Fox unterstrich dies: „Ein 10 Hektar großes Gelände kann man mit nur zehn Leuten nicht 24/7 sichern.“ Er schlug vor, das Gelände zuerst zu beobachten. Ein stilles Vorgehen wäre einem Frontalangriff vorzuziehen, für den wir ohnehin viel zu wenige waren.

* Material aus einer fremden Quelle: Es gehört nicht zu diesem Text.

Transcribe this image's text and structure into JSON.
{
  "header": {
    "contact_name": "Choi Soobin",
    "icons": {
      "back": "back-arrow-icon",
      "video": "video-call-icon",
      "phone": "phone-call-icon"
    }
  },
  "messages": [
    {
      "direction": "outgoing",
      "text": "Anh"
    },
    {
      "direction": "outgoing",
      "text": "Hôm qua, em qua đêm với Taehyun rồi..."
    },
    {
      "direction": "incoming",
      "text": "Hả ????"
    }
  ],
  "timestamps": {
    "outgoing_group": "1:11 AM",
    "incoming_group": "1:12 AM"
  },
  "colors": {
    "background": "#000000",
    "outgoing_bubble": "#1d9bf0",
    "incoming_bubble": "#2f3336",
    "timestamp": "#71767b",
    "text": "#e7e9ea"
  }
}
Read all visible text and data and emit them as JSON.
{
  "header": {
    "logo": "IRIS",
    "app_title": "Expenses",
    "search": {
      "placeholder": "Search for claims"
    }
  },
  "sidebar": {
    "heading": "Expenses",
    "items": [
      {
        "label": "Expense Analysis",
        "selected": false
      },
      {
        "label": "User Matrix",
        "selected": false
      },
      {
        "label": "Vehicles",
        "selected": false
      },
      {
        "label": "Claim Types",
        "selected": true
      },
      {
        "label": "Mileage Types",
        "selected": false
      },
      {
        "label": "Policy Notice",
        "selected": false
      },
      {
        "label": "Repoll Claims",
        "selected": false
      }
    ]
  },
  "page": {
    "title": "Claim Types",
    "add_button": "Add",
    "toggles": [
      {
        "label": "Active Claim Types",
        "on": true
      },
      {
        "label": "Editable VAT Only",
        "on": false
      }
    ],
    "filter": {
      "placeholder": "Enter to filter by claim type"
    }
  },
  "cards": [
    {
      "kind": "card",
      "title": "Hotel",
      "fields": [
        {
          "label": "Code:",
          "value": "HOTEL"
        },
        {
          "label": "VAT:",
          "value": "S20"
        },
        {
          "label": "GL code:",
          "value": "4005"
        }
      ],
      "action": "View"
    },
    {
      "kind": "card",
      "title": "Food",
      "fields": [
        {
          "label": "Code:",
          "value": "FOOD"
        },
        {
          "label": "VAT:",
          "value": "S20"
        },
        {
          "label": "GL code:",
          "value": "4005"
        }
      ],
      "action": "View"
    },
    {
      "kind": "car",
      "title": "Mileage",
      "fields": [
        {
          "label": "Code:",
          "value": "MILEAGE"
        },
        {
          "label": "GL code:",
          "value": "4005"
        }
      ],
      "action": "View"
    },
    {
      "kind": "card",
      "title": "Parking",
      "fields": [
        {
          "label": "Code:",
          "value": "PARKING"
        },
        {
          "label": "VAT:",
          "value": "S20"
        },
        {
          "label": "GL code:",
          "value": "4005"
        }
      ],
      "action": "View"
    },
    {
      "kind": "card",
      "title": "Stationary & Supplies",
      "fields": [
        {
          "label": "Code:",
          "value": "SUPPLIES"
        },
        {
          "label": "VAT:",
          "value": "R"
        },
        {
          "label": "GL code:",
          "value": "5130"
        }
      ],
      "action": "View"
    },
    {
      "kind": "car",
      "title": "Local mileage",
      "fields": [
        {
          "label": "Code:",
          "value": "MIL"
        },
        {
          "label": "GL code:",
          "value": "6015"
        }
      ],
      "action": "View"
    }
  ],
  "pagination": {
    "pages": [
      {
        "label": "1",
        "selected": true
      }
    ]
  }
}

Brigitte sah das anders. „Wir haben euren Vater, den Geschäftsführer, der wegen Mordes gesucht wird und im Zusammenhang mit einem toten LKA-Forensikteam steht. Dessen Leute haben den Grafen getötet und weitere Beamte und Privatpersonen angegriffen. Ich bin mir sicher, wir bekommen einen Durchsuchungsbefehl. Wir rücken mit einer Einsatzhundertschaft und SEK-Unterstützung an. Wollen doch mal sehen, ob sie dann noch Gegenwehr zeigen!“

„Ein gewagtes Spiel“, wandte Alex ein. „Ich gehe davon aus, dass das dort trainierte, auf die Sache eingeschworene Radikale sind. Die lassen sich nicht von Polizeipräsenz einschüchtern. Dein Plan führt unweigerlich zu einem Blutbad. Ich rate dringend davon ab.“

Es war das zweite Mal, dass Alex ihr vor der ganzen Gruppe widersprach. Brigittes Blick war eiskalt. „Das reicht, Alex. Das diskutieren wir später aus. Ich glaube, wir sind hier fertig. Danke für die Informationen und die geleistete Arbeit. Ich beschlagnahme das gesamte Material. Händigen Sie mir bitte alle Kopien aus. Sollten Sie in dieser Sache weiter ermitteln, werde ich Sie wegen Behinderung belangen.“

Sie legte ein Schriftstück auf den Tisch.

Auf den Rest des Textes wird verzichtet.